“O agronegócio não precisa da Amazônia”, disse a ministra da Agricultura, Tereza Cristina, em mais uma resposta a quem culpa o setor pela devastação da maior floresta tropical do mundo. A defesa é correta, assim como a observação sobre os interesses comerciais – e sobretudo protecionistas – de muitos desses acusadores. A ministra, além disso, cumpre seu papel ao defender juros mais baixos, numa resposta indireta a comentários de banqueiros sobre a política ambiental. Sua fala seria mais completa, no entanto, se três fatos fossem reconhecidos: as queimadas têm aumentado, a orientação oficial favorece a destruição e o grande promotor dessa política é o presidente da República.
Seria enorme surpresa, é claro, o reconhecimento desses fatos numa entrevista ou numa declaração pública, exceto se a ministra estivesse disposta a sair do governo. Mas ela mostra interesse em permanecer e continuar seu trabalho. Melhor para o País. O Ministério da Agricultura tem sido, como já se observou, uma ilha de seriedade num arquipélago de incompetência, despreparo, ignorância dos interesses de Estado e politicagem rasteira.
A ministra sabe disso, naturalmente. Não precisaria estar na vergonhosa reunião de 22 de abril para conhecer as aberrações em vigor no Ministério do Meio Ambiente. Antes de conhecer a declaração do ministro Ricardo Salles sobre aproveitar a pandemia para “passar a boiada”, o mundo todo sabia, ou podia saber, do afrouxamento da proteção ambiental, da interferência na fiscalização e do abandono de grupos indígenas à violência de invasores.
Essa política é desastrosa para o ambiente e também para os direitos humanos em seu nível mais elementar. A proteção desses direitos também foi cobrada na carta enviada por 29 grupos investidores a embaixadas brasileiras. Vidas de índios importam, poderiam ter escrito os autores da carta, confrontando o ex-ministro da Educação, contrário a expressões como “povos indígenas”.

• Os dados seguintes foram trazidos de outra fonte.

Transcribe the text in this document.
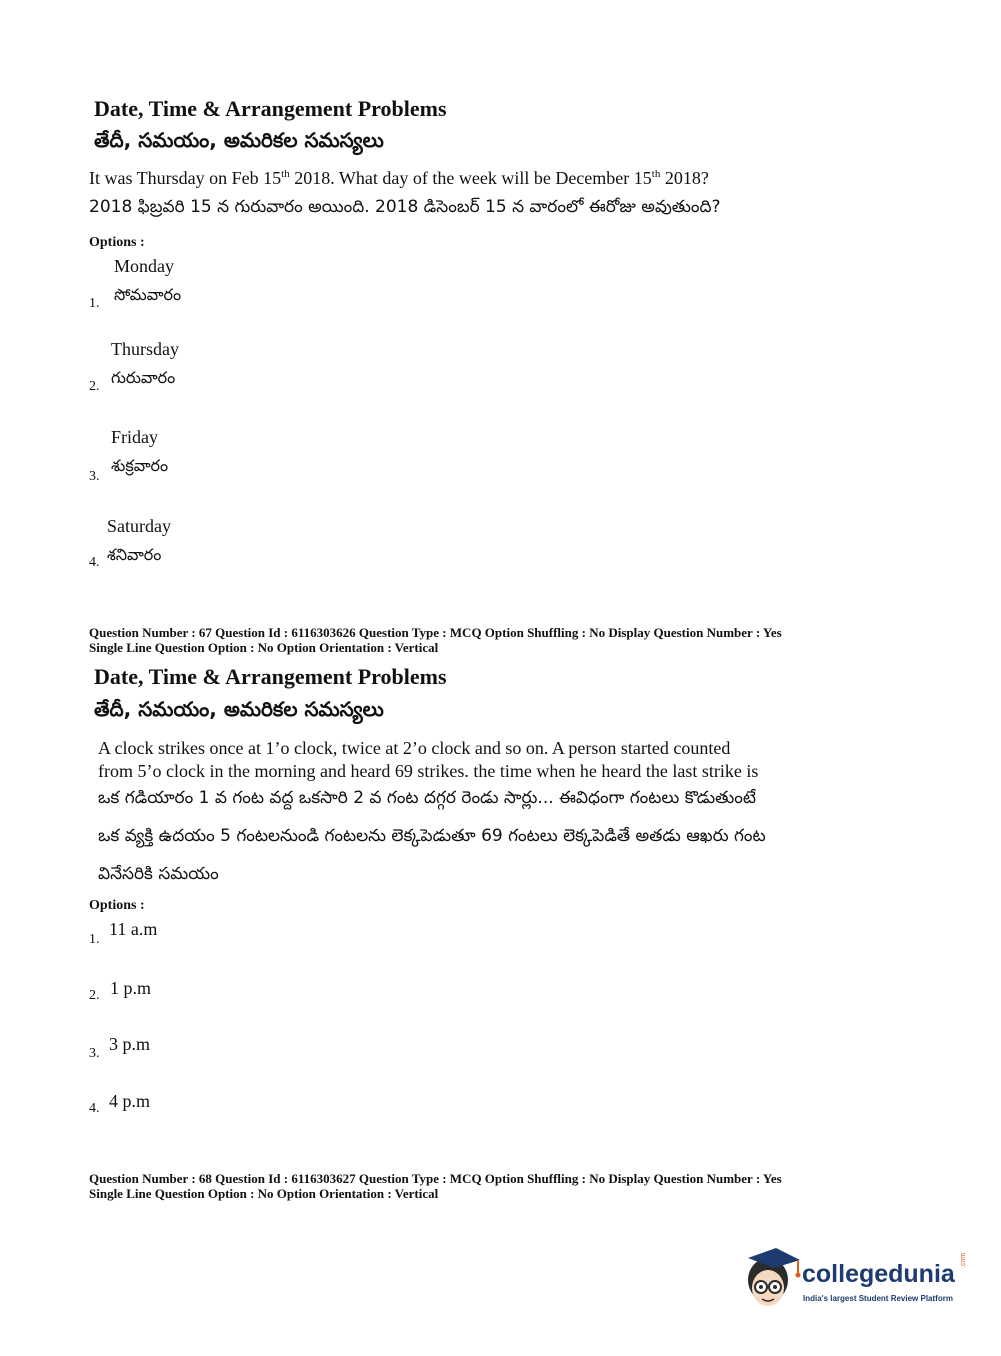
Date, Time & Arrangement Problems
తేదీ, సమయం, అమరికల సమస్యలు
It was Thursday on Feb 15th 2018. What day of the week will be December 15th 2018?
2018 ఫిబ్రవరి 15 న గురువారం అయింది. 2018 డిసెంబర్ 15 న వారంలో ఈరోజు అవుతుంది?
Options :
Monday
సోమవారం
1.
Thursday
గురువారం
2.
Friday
శుక్రవారం
3.
Saturday
శనివారం
4.
Question Number : 67 Question Id : 6116303626 Question Type : MCQ Option Shuffling : No Display Question Number : Yes
Single Line Question Option : No Option Orientation : Vertical
Date, Time & Arrangement Problems
తేదీ, సమయం, అమరికల సమస్యలు
A clock strikes once at 1’o clock, twice at 2’o clock and so on. A person started counted
from 5’o clock in the morning and heard 69 strikes. the time when he heard the last strike is
ఒక గడియారం 1 వ గంట వద్ద ఒకసారి 2 వ గంట దగ్గర రెండు సార్లు... ఈవిధంగా గంటలు కొడుతుంటే
ఒక వ్యక్తి ఉదయం 5 గంటలనుండి గంటలను లెక్కపెడుతూ 69 గంటలు లెక్కపెడితే అతడు ఆఖరు గంట
వినేసరికి సమయం
Options :
1.
11 a.m
2. 1 p.m
3. 3 p.m
4. 4 p.m
Question Number : 68 Question Id : 6116303627 Question Type : MCQ Option Shuffling : No Display Question Number : Yes
Single Line Question Option : No Option Orientation : Vertical
collegedunia .com
India's largest Student Review Platform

A ministra tem razão quando aponta motivações comerciais no debate sobre a política ambiental brasileira. Não se trata só disso, mas é claro o envolvimento de grupos protecionistas, especialmente na Europa. O presidente Jair Bolsonaro, no entanto, é o grande fornecedor de argumentos ao protecionismo europeu – ajudado com eficiência pelos ministros do Meio Ambiente e de Relações Exteriores.
O presidente fala em desinformação e menciona uma possível campanha de propaganda para esclarecer o mundo. Mas será facílimo responder a qualquer campanha com gravações do presidente, de seus ministros e da humilhante reunião de 22 de abril. Além disso, informações de satélite sobre a Amazônia são acessíveis em todo o mundo. O presidente pode contestá-las, como já contestou, mas ciência e tecnologia, desprezadas no Palácio do Planalto, são levadas a sério em outros países.
Ciência e tecnologia, aplicadas com seriedade e competência, transformaram o Brasil num dos maiores produtores de alimentos e de matérias-primas de origem agropecuária. Desde os anos 1980 as colheitas cresceram muito mais que a área plantada, graças aos ganhos de produção por hectare nas lavouras de soja, milho, arroz, feijão, algodão, amendoim e trigo, entre outras. Também houve grandes ganhos de produtividade nos cultivos de café, açúcar, mandioca e frutas. Tudo isso ocorreu graças à pesquisa e à melhora das práticas de uso e de conservação de solos. O agronegócio conquistador de mercados modernizou-se, nas últimas décadas, sem precisar da Floresta Amazônica. Na atual safra de grãos e oleaginosas, estimada em 250,5 milhões de toneladas, a contribuição da Região Norte é de 11,2 milhões e a do Estado do Amazonas, de 41,7 mil.
Graças à sua eficiência, o agronegócio continua exportando vigorosamente e sustentando o superávit brasileiro no comércio de bens. O trabalho diplomático da ministra da Agricultura tem sido essencial para a superação de problemas criados pela irresponsabilidade ambiental do presidente e pelas grosserias de ministros contra parceiros importantes, incluída a China.